April 23, 2024

Questioning Bernie’s praise of Cuban health stats

Are they ‘fake news’?

Senator Bernie Sanders again got into hot water this week with careless remarks about Cuba. “It's unfair to simply say everything is bad” about the way Castro governed, he said on CBS 60 Minutes.

Over the years Sanders has praised Cuba’s achievements in advancing literacy and health care – while also condemning its authoritarianism.

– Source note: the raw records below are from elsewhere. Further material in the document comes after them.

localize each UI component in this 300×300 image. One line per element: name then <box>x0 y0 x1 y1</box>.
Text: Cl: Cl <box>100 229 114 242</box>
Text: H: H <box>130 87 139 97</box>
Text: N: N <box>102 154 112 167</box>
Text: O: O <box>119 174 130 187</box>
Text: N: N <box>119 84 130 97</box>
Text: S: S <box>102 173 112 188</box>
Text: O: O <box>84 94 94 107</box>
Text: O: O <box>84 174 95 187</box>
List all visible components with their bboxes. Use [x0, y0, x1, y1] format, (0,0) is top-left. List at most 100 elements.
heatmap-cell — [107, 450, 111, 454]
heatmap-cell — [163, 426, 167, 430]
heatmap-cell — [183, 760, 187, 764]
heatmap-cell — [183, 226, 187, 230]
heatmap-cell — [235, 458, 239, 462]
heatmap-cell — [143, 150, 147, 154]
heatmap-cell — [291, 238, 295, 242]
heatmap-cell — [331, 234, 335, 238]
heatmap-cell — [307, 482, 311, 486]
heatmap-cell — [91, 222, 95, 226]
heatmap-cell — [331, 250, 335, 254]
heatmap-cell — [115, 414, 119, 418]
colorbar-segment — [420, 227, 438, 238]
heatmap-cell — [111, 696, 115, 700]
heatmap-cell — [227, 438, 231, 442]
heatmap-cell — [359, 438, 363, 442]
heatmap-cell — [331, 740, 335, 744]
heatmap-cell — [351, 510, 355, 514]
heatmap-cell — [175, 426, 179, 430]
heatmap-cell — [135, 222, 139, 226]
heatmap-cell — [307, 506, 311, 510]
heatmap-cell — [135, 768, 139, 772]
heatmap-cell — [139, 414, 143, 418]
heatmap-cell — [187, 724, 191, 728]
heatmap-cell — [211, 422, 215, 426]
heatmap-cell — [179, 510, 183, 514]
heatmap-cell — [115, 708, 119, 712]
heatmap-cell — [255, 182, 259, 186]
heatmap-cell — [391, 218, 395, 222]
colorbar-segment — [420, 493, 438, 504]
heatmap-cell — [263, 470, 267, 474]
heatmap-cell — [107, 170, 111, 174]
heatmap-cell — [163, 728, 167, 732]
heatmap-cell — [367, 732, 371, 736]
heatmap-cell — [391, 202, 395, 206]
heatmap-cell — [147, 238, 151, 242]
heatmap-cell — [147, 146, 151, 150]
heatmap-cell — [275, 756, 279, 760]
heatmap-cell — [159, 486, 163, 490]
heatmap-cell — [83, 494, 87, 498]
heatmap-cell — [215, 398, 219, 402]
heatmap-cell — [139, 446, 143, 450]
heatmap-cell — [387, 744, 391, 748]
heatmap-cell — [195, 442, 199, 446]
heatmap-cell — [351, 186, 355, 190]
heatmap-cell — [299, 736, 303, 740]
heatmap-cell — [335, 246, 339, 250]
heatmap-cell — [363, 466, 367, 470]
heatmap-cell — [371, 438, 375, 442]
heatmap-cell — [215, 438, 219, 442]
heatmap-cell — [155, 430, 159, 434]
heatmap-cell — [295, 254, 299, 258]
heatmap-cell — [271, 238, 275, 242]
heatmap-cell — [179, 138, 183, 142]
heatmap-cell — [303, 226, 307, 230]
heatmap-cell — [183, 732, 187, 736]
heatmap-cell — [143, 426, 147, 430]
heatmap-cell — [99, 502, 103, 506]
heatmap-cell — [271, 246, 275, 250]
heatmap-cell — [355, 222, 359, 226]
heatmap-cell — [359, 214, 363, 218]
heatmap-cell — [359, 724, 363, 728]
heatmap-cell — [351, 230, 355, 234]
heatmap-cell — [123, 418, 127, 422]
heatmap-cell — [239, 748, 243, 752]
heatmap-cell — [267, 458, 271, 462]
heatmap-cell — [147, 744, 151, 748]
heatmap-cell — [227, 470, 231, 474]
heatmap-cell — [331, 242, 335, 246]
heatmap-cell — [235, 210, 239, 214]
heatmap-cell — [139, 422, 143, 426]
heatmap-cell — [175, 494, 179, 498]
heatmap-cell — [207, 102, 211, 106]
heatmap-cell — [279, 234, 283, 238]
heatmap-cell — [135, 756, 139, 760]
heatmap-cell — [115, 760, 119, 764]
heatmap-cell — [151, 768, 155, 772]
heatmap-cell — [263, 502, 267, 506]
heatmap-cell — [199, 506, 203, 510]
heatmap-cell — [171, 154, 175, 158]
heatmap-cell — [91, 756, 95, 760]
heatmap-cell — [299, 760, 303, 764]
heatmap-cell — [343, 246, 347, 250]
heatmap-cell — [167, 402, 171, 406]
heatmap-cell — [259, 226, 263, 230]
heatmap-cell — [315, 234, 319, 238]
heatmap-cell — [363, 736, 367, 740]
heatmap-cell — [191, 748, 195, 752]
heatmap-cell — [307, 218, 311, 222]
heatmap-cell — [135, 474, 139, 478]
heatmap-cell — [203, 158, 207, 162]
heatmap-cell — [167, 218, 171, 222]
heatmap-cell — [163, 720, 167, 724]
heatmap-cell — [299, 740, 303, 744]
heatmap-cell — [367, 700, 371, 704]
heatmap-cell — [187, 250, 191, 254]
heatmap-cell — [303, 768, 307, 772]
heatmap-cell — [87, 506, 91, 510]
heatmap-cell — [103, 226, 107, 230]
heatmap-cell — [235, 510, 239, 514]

In fact, extolling Cuba’s health statistics is hardly confined to Mr Sanders. It's a common factoid in the media. In 2002, a World Bank study asserted that Cuba had achieved “near universal literacy, the eradication of certain diseases, widespread access to potable water and basic sanitation, and among the lowest infant mortality rates and longest life expectancies in the region.”

As President, Barack Obama told a meeting during a visit to Argentina that “Medical care — the life expectancy of Cubans is equivalent to the United States, despite it being a very poor country, because they have access to health care.  That's a huge achievement.  They should be congratulated.”

Hmmmm. Here’s where the medical ethics comes in: are these stats “fake news”? How do we know that Cuba hasn't been fiddling with the figures?

In the wake of Sanders’s remarks this week, opposition research helpfully reminded the Bernie-philic Twitterverse of a paper in Health Policy and Planning by academics from Texas Tech which argues that “data manipulation” is responsible for Cuba’s strong health statistics.

They found that Cuba’s figures on infant mortaliy were out of sync with other Latin American countries. They suspect that “physicians likely reclassified early neonatal deaths as late fetal deaths, thus deflating the infant mortality statistics and propping up life expectancy”.

Authoritarian policies also help. “Physicians often perform abortions without clear consent of the mother, raising serious issues of medical ethics, when ultrasound reveals fetal abnormalities because ‘otherwise it might raise the infant mortality rate’.”

“If we combine the misreporting of late fetal deaths and pressured abortions, life expectancy would drop by between 1.46 and 1.79 years for men,” they write.